North Carolina news station WSOC reports that Erica Laws, the daughter of deceased Vietnam vet Daniel Wayne Laws, kept her father’s two Purple Hearts, along with several other medals, next to his ashes at the family home. Her father, who died in 2016, completed two tours of duty in the war and rose to the rank of staff sergeant. Unfortunately, one swindler snuck into the home and snatched the medals and the Purple Hearts. The thief also made off with a TV and a Kawasaki Bayou Four-Wheeler. (Now we’re talking!)

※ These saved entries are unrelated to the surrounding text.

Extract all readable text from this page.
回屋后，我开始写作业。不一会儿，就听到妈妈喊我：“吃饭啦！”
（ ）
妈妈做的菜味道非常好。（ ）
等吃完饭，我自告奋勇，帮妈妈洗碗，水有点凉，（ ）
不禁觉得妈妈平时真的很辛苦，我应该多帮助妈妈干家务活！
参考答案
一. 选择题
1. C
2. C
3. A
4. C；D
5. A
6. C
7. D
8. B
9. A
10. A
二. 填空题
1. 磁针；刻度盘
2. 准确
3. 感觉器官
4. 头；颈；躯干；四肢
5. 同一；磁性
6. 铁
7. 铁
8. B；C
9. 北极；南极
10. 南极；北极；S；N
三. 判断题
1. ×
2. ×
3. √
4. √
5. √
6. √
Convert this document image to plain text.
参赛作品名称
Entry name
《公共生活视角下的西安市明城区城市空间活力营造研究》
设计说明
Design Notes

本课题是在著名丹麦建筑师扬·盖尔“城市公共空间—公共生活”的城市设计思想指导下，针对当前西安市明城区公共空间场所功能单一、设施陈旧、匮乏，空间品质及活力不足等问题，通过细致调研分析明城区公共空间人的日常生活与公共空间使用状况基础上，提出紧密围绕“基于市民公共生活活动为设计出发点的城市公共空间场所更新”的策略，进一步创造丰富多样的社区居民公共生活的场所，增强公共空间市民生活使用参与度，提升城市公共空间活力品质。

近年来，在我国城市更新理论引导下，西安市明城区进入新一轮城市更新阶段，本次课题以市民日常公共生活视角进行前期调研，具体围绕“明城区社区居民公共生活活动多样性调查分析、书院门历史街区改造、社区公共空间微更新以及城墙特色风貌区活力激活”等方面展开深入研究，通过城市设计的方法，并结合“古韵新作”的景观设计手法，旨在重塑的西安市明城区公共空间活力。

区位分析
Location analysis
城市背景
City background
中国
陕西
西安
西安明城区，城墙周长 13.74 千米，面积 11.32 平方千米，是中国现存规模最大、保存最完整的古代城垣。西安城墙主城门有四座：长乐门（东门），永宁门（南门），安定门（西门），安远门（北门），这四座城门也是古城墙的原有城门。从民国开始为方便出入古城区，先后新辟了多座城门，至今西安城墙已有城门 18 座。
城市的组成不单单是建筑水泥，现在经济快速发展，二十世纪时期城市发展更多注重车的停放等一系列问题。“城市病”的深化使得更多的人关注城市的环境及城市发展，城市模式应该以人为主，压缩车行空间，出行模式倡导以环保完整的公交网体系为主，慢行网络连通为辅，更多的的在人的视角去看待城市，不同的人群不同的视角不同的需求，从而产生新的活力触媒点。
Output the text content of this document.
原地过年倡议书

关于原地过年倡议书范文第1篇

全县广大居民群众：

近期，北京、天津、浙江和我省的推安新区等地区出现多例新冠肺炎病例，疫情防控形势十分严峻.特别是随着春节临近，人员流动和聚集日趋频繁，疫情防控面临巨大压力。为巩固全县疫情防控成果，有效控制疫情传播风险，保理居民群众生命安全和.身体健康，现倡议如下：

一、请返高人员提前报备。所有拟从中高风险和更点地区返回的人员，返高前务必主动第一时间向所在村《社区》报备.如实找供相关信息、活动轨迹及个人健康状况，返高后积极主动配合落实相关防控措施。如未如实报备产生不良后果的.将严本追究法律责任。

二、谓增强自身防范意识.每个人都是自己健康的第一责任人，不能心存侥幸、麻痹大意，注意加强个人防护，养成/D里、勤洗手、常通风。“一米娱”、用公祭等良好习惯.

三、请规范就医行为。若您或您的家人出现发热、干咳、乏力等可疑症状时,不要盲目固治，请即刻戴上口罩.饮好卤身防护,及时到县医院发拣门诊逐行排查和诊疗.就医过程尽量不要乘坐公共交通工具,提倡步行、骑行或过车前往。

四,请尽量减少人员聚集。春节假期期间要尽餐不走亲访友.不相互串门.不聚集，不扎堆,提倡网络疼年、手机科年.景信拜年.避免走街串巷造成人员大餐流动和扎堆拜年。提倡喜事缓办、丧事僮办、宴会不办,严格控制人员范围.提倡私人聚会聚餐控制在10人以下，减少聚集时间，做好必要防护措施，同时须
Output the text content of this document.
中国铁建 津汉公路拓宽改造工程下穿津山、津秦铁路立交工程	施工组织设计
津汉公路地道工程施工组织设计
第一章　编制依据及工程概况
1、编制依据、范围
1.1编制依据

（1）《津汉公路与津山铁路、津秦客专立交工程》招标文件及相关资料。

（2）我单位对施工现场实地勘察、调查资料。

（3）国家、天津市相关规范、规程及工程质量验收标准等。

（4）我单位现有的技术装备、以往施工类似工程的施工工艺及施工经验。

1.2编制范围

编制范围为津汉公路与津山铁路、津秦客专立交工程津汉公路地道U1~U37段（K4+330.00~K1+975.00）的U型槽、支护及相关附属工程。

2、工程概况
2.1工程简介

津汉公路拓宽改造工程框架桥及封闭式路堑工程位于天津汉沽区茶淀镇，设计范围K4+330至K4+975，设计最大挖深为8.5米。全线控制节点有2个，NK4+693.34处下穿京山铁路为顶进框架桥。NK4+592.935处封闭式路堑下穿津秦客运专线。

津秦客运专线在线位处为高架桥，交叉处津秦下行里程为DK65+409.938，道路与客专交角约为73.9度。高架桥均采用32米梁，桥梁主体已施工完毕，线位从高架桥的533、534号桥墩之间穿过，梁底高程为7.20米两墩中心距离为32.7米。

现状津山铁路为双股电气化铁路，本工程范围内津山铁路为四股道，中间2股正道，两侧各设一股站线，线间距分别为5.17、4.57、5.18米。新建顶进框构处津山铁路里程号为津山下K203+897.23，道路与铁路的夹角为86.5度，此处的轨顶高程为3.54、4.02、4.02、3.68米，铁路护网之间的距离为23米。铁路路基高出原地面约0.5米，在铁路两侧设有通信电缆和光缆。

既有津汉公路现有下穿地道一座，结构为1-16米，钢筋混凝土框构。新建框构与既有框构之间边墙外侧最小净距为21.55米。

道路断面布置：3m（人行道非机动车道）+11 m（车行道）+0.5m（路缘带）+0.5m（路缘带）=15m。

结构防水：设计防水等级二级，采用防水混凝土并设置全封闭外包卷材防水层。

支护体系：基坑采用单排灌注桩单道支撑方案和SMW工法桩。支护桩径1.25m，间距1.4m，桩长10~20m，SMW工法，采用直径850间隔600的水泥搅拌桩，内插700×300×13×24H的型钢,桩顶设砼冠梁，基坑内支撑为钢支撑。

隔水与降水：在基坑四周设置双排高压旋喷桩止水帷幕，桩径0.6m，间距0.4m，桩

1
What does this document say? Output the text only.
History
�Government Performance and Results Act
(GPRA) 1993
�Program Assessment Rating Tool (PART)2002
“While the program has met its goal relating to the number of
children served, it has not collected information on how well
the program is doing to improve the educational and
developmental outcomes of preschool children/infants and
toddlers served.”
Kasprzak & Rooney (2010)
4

The burglar was caught on surveillance camera leaving the property; however, police didn’t get their first lead until he reportedly traded one of the Purple Heart medals for a MTN DEW Code Red. There’s no word on why or how the gentleman initiated the trade; however, I’d imagine it went something like this:
THIEF: Hello, my good man. Can I please have that MTN DEW Code Red? It looks delicious, and red is my favorite color.
RANDOM GUY: Of course, but I must ask you for something in return. What might you have on offer?
THIEF: Would this gleaming purple pendant be of interest to you?
RANDOM GUY: Sounds like a fair trade. It’s been a pleasure doing business with you. Goodbye!
The most recent recipient of the Purple Heart then alerted authorities after seeing the story about the missing Purple Heart on television. Now, local police are looking for the four-wheeler in hopes that it could lead them to the thief, as well as the rest of the stolen medals. This definitely seems like “world’s dumbest criminals” territory, but hey: when the DEW calls, you gotta answer.